If a CHW logs in once on WiFi, goes offline, then does 30 household visits and creates 60 docs and then syncs via cellular data, which IP should use for those actions?
Interesting question. What do we currently log?
I think it would be helpful to educate MoH on how CHT works offline to set expectations.
Are you able to summarise this in a way that can be shared to MoH and also highlight our gaps in auditing and how it ties back to offline first? It would be great to highlight what we can and can't do and also call it out in our docs.
I suggest a dashboard showing a high level table of users and their aggregated activity. This data is a mashup of HAProxy logs as well as couch2pg data in postgres:
Would you be open to helping build out a proof of concept for this?
NB - this ticket is in a public repo, so all of this ticket is public
Web servers / proxies do log this. Right?
Yup! They're very literal though: when you connect, they log a GET
or a POST
and the IP. They don't know if who you are, that's the the job behind the proxy (CHT). We'd have to do some more work to join the actions together with usernames.
Interesting question. What do we currently log?
what it would log is the IP for when you did the bulk upload, encompassing many in the field forms you created over time and space. Here's a log entry of my offline user logging in, going offline for ~20 min and then bulk uploading some docs after being offline while creating them:
Apr 6 22:02:05 3c9e67d5b8be haproxy[26]: 172.18.0.3,200,POST,/_session,-,mrjones,'{"name":"mrjones","password":"***"}',405,2,45,'-'
Apr 6 22:24:04 3c9e67d5b8be haproxy[26]: 172.18.0.3,201,POST,/medic/_bulk_docs,-,mrjones,'{"docs":[{"form":"pregnancy_facility_visit_reminder","type":"data_record","content_type":"xml", [DATA-TRUNCATED]
The HAProxy log, having looked at it, is meant to record EVERYTHING, down to the raw data of each form submitted. It is, however, accordingly verbose and non-trivial to parse.
Are you able to summarise this in a way that can be shared to MoH and also highlight our gaps in auditing and how it ties back to offline first? It would be great to highlight what we can and can't do and also call it out in our docs. Would you be open to helping build out a proof of concept for this?

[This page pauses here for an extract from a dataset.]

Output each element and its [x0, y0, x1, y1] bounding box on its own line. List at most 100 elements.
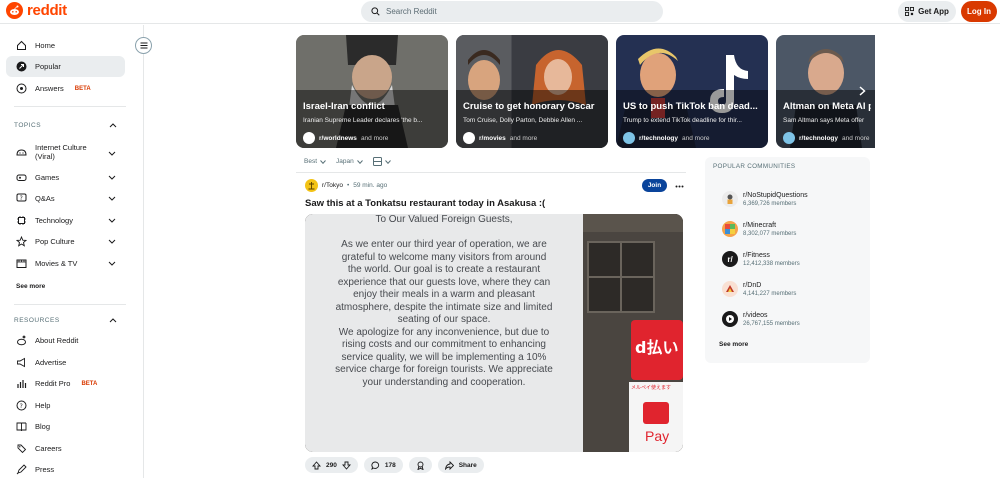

Yes, I'd be open to helping and to summarize offline functionality as needed. some fun discussion on this! I think it'd be helpful to go over this real time - I'll try and schedule some time with you!
After chatting with @garethbowen about this, we think the best approach for an MVP is to add 3 key pieces of information to the docs site in response to this ticket:
After this is completed, we can work with any interested deployments and MoHs to see if this is sufficient to meet their audit needs in a self hosted scenario.
I'm out of the office until Apr 18th at which point I'll resume working on this!
Awesome - thanks @derickl - I'll respond to that post you cited today with a similarly high level response: use HAProxy, don't use mutable couchdb, look to use a web friendly too like kibana, be very careful with PII/PIH. Then for this ticket and the forum post, I'll come back with some best practices after testing in our Kibana deployment to give some actionable steps.
There still may yet be some additional docs to publish around this!
Closing this with a link to the forum post outlining a solution for this. Feel free to re-open as needed!
We have a likely upcoming request from MoH UG, on summarising access to the system. They are keen to audit user activity. Given we haven't hooked up logtrail to it, what options or recommendations would you have towards this end?